Bye has served as president of the FSU Research Foundation, chair of the National Association of State Universities and Land-Grant Colleges' (NASULGC) Council on Governmental Affairs, and a member of the Oak Ridge National Laboratory Board of Governors. He currently sits on the board of Oak Ridge Associated Universities and the NASULGC Board of Directors. He has also been a member of the boards for the Tallahassee-Leon County Economic Development Council, Economic Club of Florida, and Leon County Research and Development Authority. Bye has received the NSF Distinguished Service Award and the President's Meritorious Executive Award.
He holds a Ph.D. and M.A. from Kent State University and a B.A. from Rhodes College, all in political science.

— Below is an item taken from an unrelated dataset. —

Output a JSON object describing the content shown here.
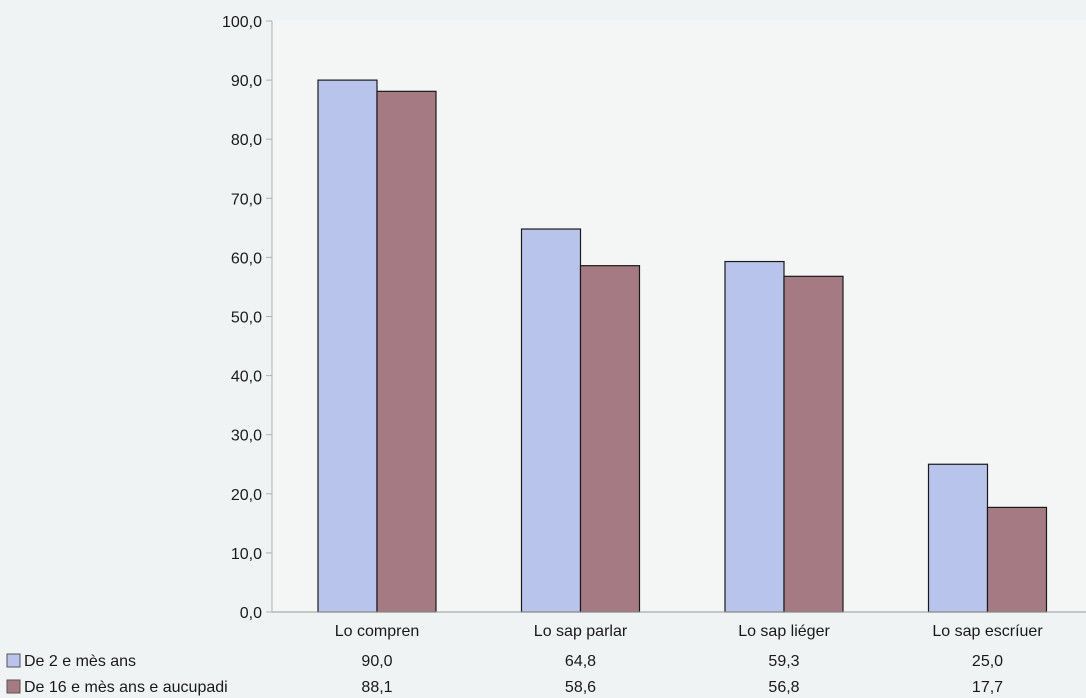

As chief science advisor, Fenwick provides strategic planning and leadership for the National Research Initiative (NRI) and other integrated and educational competitive programs, which span more than 25 scientific disciplines within eight major subject areas in the biological, environmental, physical, and social sciences. He also is the principal communicator for the Competitive Programs and the NRI.

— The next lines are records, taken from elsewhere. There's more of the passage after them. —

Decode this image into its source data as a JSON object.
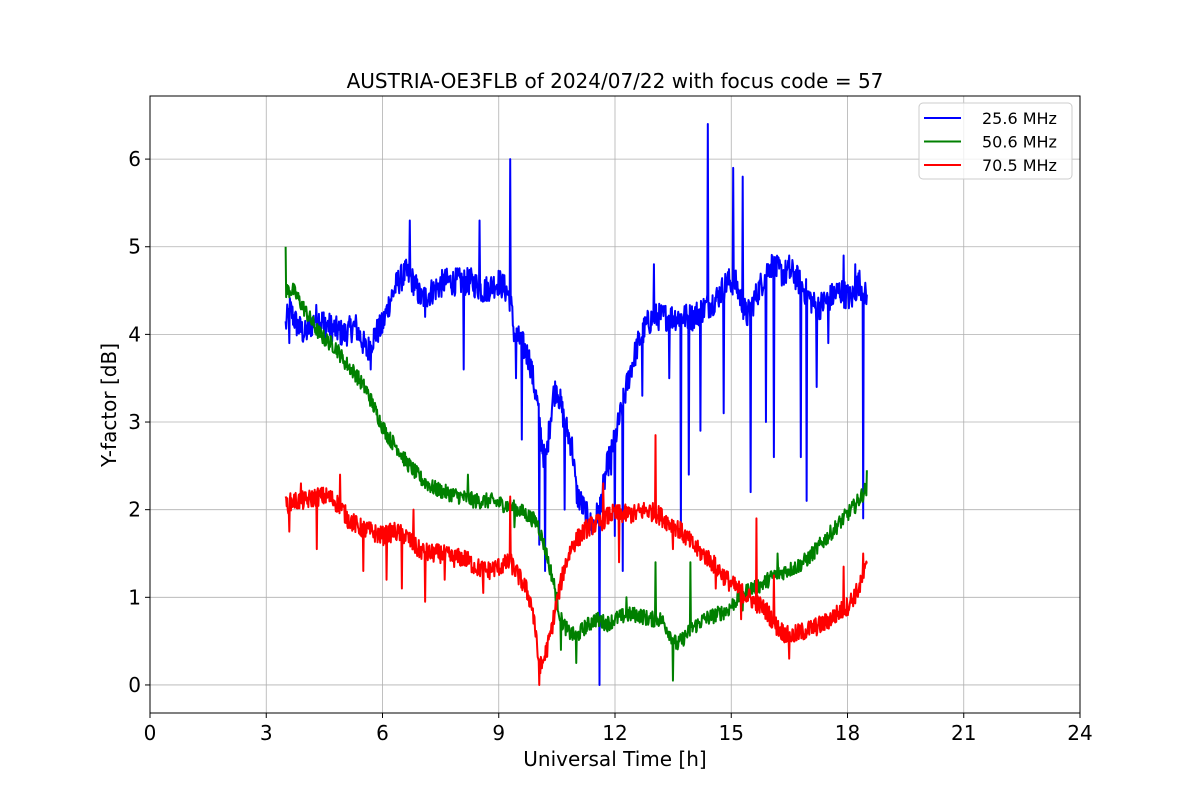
{
  "chart_data": {
    "type": "line",
    "title": "AUSTRIA-OE3FLB of 2024/07/22 with focus code = 57",
    "xlabel": "Universal Time [h]",
    "ylabel": "Y-factor [dB]",
    "xlim": [
      0,
      24
    ],
    "ylim": [
      -0.32,
      6.72
    ],
    "xticks": [
      0,
      3,
      6,
      9,
      12,
      15,
      18,
      21,
      24
    ],
    "yticks": [
      0,
      1,
      2,
      3,
      4,
      5,
      6
    ],
    "grid": true,
    "legend_position": "top-right",
    "series": [
      {
        "name": "25.6 MHz",
        "color": "#0000ff",
        "points": [
          [
            3.5,
            4.1
          ],
          [
            3.6,
            4.3
          ],
          [
            3.8,
            4.1
          ],
          [
            4.0,
            4.0
          ],
          [
            4.3,
            4.2
          ],
          [
            4.6,
            4.1
          ],
          [
            5.0,
            4.0
          ],
          [
            5.3,
            4.1
          ],
          [
            5.6,
            3.8
          ],
          [
            5.8,
            4.0
          ],
          [
            6.0,
            4.1
          ],
          [
            6.2,
            4.4
          ],
          [
            6.4,
            4.6
          ],
          [
            6.6,
            4.7
          ],
          [
            6.8,
            4.6
          ],
          [
            7.0,
            4.4
          ],
          [
            7.3,
            4.5
          ],
          [
            7.6,
            4.6
          ],
          [
            8.0,
            4.6
          ],
          [
            8.3,
            4.6
          ],
          [
            8.6,
            4.5
          ],
          [
            9.0,
            4.6
          ],
          [
            9.2,
            4.5
          ],
          [
            9.3,
            4.4
          ],
          [
            9.4,
            4.0
          ],
          [
            9.6,
            3.9
          ],
          [
            9.8,
            3.7
          ],
          [
            10.0,
            3.2
          ],
          [
            10.1,
            2.8
          ],
          [
            10.2,
            2.5
          ],
          [
            10.4,
            3.3
          ],
          [
            10.5,
            3.4
          ],
          [
            10.7,
            3.0
          ],
          [
            10.9,
            2.7
          ],
          [
            11.0,
            2.2
          ],
          [
            11.2,
            2.0
          ],
          [
            11.4,
            1.8
          ],
          [
            11.6,
            2.0
          ],
          [
            11.8,
            2.5
          ],
          [
            12.0,
            2.8
          ],
          [
            12.2,
            3.2
          ],
          [
            12.4,
            3.6
          ],
          [
            12.6,
            3.9
          ],
          [
            12.8,
            4.1
          ],
          [
            13.0,
            4.2
          ],
          [
            13.2,
            4.2
          ],
          [
            13.5,
            4.2
          ],
          [
            13.8,
            4.2
          ],
          [
            14.0,
            4.2
          ],
          [
            14.3,
            4.3
          ],
          [
            14.6,
            4.4
          ],
          [
            14.9,
            4.6
          ],
          [
            15.1,
            4.6
          ],
          [
            15.4,
            4.2
          ],
          [
            15.7,
            4.5
          ],
          [
            16.0,
            4.8
          ],
          [
            16.3,
            4.7
          ],
          [
            16.6,
            4.7
          ],
          [
            16.9,
            4.5
          ],
          [
            17.2,
            4.3
          ],
          [
            17.5,
            4.4
          ],
          [
            17.8,
            4.5
          ],
          [
            18.1,
            4.4
          ],
          [
            18.3,
            4.6
          ],
          [
            18.5,
            4.4
          ]
        ],
        "spikes": [
          [
            3.6,
            3.9
          ],
          [
            4.5,
            3.9
          ],
          [
            5.7,
            3.6
          ],
          [
            6.7,
            5.3
          ],
          [
            7.1,
            4.2
          ],
          [
            8.1,
            3.6
          ],
          [
            8.5,
            5.3
          ],
          [
            9.3,
            6.0
          ],
          [
            9.45,
            3.5
          ],
          [
            9.6,
            2.8
          ],
          [
            10.05,
            1.6
          ],
          [
            10.2,
            1.3
          ],
          [
            10.5,
            3.4
          ],
          [
            10.7,
            2.0
          ],
          [
            11.0,
            2.3
          ],
          [
            11.6,
            0.0
          ],
          [
            11.9,
            2.4
          ],
          [
            12.0,
            1.7
          ],
          [
            12.2,
            1.3
          ],
          [
            12.7,
            3.3
          ],
          [
            13.0,
            4.8
          ],
          [
            13.4,
            3.5
          ],
          [
            13.7,
            1.7
          ],
          [
            13.9,
            2.4
          ],
          [
            14.2,
            2.9
          ],
          [
            14.4,
            6.4
          ],
          [
            14.8,
            3.1
          ],
          [
            15.05,
            5.9
          ],
          [
            15.3,
            5.8
          ],
          [
            15.5,
            2.2
          ],
          [
            15.9,
            3.0
          ],
          [
            16.1,
            2.6
          ],
          [
            16.5,
            4.9
          ],
          [
            16.8,
            2.6
          ],
          [
            16.95,
            2.1
          ],
          [
            17.2,
            3.4
          ],
          [
            17.5,
            3.9
          ],
          [
            17.9,
            4.9
          ],
          [
            18.2,
            4.8
          ],
          [
            18.4,
            1.9
          ]
        ]
      },
      {
        "name": "50.6 MHz",
        "color": "#008000",
        "points": [
          [
            3.5,
            4.5
          ],
          [
            3.7,
            4.5
          ],
          [
            3.9,
            4.35
          ],
          [
            4.1,
            4.2
          ],
          [
            4.3,
            4.05
          ],
          [
            4.5,
            3.95
          ],
          [
            4.8,
            3.85
          ],
          [
            5.0,
            3.7
          ],
          [
            5.3,
            3.55
          ],
          [
            5.6,
            3.35
          ],
          [
            5.8,
            3.15
          ],
          [
            6.0,
            2.95
          ],
          [
            6.2,
            2.8
          ],
          [
            6.4,
            2.7
          ],
          [
            6.6,
            2.55
          ],
          [
            6.8,
            2.45
          ],
          [
            7.0,
            2.35
          ],
          [
            7.3,
            2.25
          ],
          [
            7.6,
            2.2
          ],
          [
            8.0,
            2.15
          ],
          [
            8.4,
            2.1
          ],
          [
            8.8,
            2.1
          ],
          [
            9.2,
            2.05
          ],
          [
            9.5,
            2.0
          ],
          [
            9.7,
            1.95
          ],
          [
            10.0,
            1.85
          ],
          [
            10.2,
            1.55
          ],
          [
            10.4,
            1.2
          ],
          [
            10.6,
            0.75
          ],
          [
            10.8,
            0.6
          ],
          [
            11.0,
            0.55
          ],
          [
            11.2,
            0.65
          ],
          [
            11.5,
            0.75
          ],
          [
            11.8,
            0.7
          ],
          [
            12.0,
            0.75
          ],
          [
            12.3,
            0.8
          ],
          [
            12.6,
            0.8
          ],
          [
            12.9,
            0.75
          ],
          [
            13.2,
            0.75
          ],
          [
            13.4,
            0.6
          ],
          [
            13.6,
            0.45
          ],
          [
            13.8,
            0.55
          ],
          [
            14.0,
            0.65
          ],
          [
            14.3,
            0.75
          ],
          [
            14.6,
            0.8
          ],
          [
            14.9,
            0.85
          ],
          [
            15.2,
            1.0
          ],
          [
            15.5,
            1.1
          ],
          [
            15.8,
            1.15
          ],
          [
            16.1,
            1.25
          ],
          [
            16.4,
            1.3
          ],
          [
            16.7,
            1.35
          ],
          [
            17.0,
            1.45
          ],
          [
            17.3,
            1.6
          ],
          [
            17.6,
            1.75
          ],
          [
            17.9,
            1.9
          ],
          [
            18.2,
            2.05
          ],
          [
            18.5,
            2.25
          ]
        ],
        "spikes": [
          [
            3.5,
            5.0
          ],
          [
            5.0,
            3.7
          ],
          [
            8.2,
            2.4
          ],
          [
            9.4,
            1.8
          ],
          [
            10.3,
            1.3
          ],
          [
            10.6,
            0.4
          ],
          [
            11.0,
            0.25
          ],
          [
            12.3,
            1.0
          ],
          [
            13.05,
            1.4
          ],
          [
            13.5,
            0.05
          ],
          [
            13.95,
            1.4
          ],
          [
            15.3,
            0.85
          ],
          [
            16.2,
            1.5
          ],
          [
            17.6,
            1.7
          ],
          [
            18.5,
            2.45
          ]
        ]
      },
      {
        "name": "70.5 MHz",
        "color": "#ff0000",
        "points": [
          [
            3.5,
            2.05
          ],
          [
            3.7,
            2.1
          ],
          [
            4.0,
            2.1
          ],
          [
            4.3,
            2.15
          ],
          [
            4.6,
            2.15
          ],
          [
            4.9,
            2.05
          ],
          [
            5.1,
            1.9
          ],
          [
            5.4,
            1.8
          ],
          [
            5.7,
            1.75
          ],
          [
            6.0,
            1.7
          ],
          [
            6.3,
            1.75
          ],
          [
            6.6,
            1.7
          ],
          [
            6.9,
            1.55
          ],
          [
            7.2,
            1.5
          ],
          [
            7.5,
            1.5
          ],
          [
            7.8,
            1.45
          ],
          [
            8.1,
            1.45
          ],
          [
            8.4,
            1.35
          ],
          [
            8.7,
            1.3
          ],
          [
            9.0,
            1.35
          ],
          [
            9.3,
            1.4
          ],
          [
            9.5,
            1.25
          ],
          [
            9.7,
            1.1
          ],
          [
            9.9,
            0.85
          ],
          [
            10.0,
            0.35
          ],
          [
            10.1,
            0.2
          ],
          [
            10.3,
            0.5
          ],
          [
            10.5,
            0.95
          ],
          [
            10.7,
            1.35
          ],
          [
            10.9,
            1.6
          ],
          [
            11.1,
            1.7
          ],
          [
            11.3,
            1.8
          ],
          [
            11.6,
            1.85
          ],
          [
            11.9,
            1.95
          ],
          [
            12.2,
            1.95
          ],
          [
            12.5,
            1.95
          ],
          [
            12.8,
            2.0
          ],
          [
            13.1,
            1.95
          ],
          [
            13.4,
            1.85
          ],
          [
            13.6,
            1.8
          ],
          [
            13.8,
            1.7
          ],
          [
            14.1,
            1.55
          ],
          [
            14.4,
            1.45
          ],
          [
            14.7,
            1.3
          ],
          [
            15.0,
            1.15
          ],
          [
            15.3,
            1.05
          ],
          [
            15.6,
            0.95
          ],
          [
            15.9,
            0.85
          ],
          [
            16.2,
            0.65
          ],
          [
            16.5,
            0.55
          ],
          [
            16.8,
            0.6
          ],
          [
            17.1,
            0.65
          ],
          [
            17.4,
            0.7
          ],
          [
            17.7,
            0.8
          ],
          [
            18.0,
            0.9
          ],
          [
            18.3,
            1.1
          ],
          [
            18.5,
            1.35
          ]
        ],
        "spikes": [
          [
            3.6,
            1.75
          ],
          [
            3.9,
            2.3
          ],
          [
            4.3,
            1.55
          ],
          [
            4.9,
            2.4
          ],
          [
            5.5,
            1.3
          ],
          [
            6.1,
            1.2
          ],
          [
            6.5,
            1.1
          ],
          [
            6.8,
            2.0
          ],
          [
            7.1,
            0.95
          ],
          [
            7.6,
            1.2
          ],
          [
            8.6,
            1.05
          ],
          [
            9.3,
            2.15
          ],
          [
            9.9,
            0.7
          ],
          [
            10.05,
            0.0
          ],
          [
            11.7,
            2.3
          ],
          [
            12.1,
            1.4
          ],
          [
            13.05,
            2.85
          ],
          [
            13.5,
            1.55
          ],
          [
            14.6,
            1.1
          ],
          [
            15.25,
            0.75
          ],
          [
            15.65,
            1.9
          ],
          [
            16.1,
            1.25
          ],
          [
            16.5,
            0.3
          ],
          [
            17.9,
            1.35
          ],
          [
            18.4,
            1.5
          ]
        ]
      }
    ]
  }
}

Since 1988, Fenwick has been a faculty member in the College of Veterinary Medicine at Kansas State. Board Certified by the American College of Veterinary Microbiologists, he is an expert on infectious diseases, holds three patents, and has received more than $7 million in competitive research funding. He has served in a number of capacities at the university: associate dean, assistant department head, president of the faculty, several directorships, and chair of numerous university and college committees.
Fenwick is a member of both the U.S.-European Commission Taskforce for Biotechnology and the Biotechnology Working Group of the state department's Committee on International Economic Policy. He chairs the federal interagency working group on microbial genomics for the Office of Science and Technology Policy, is a program evaluator for the Non-Proliferation Engagement of Soviet Biological Weapons Scientists – Civilian Research and Development Foundation, and is the editor of a major scientific journal. He is a Fellow with the American Council on Education and sits on the Council on Research for the American Veterinary Medical Association and the board of directors of the Council for Agricultural Science and Technology. His honors include the Beecham Award for Research Excellence, Yarborough Medicine Award, Sigma Xi Outstanding Scientist, and Kansas Distinguished Service Award.
After earning his D.V.M. and master's degrees from Kansas State University, he completed a residency in anatomic pathology and received a Ph.D. in comparative pathology from the University of California.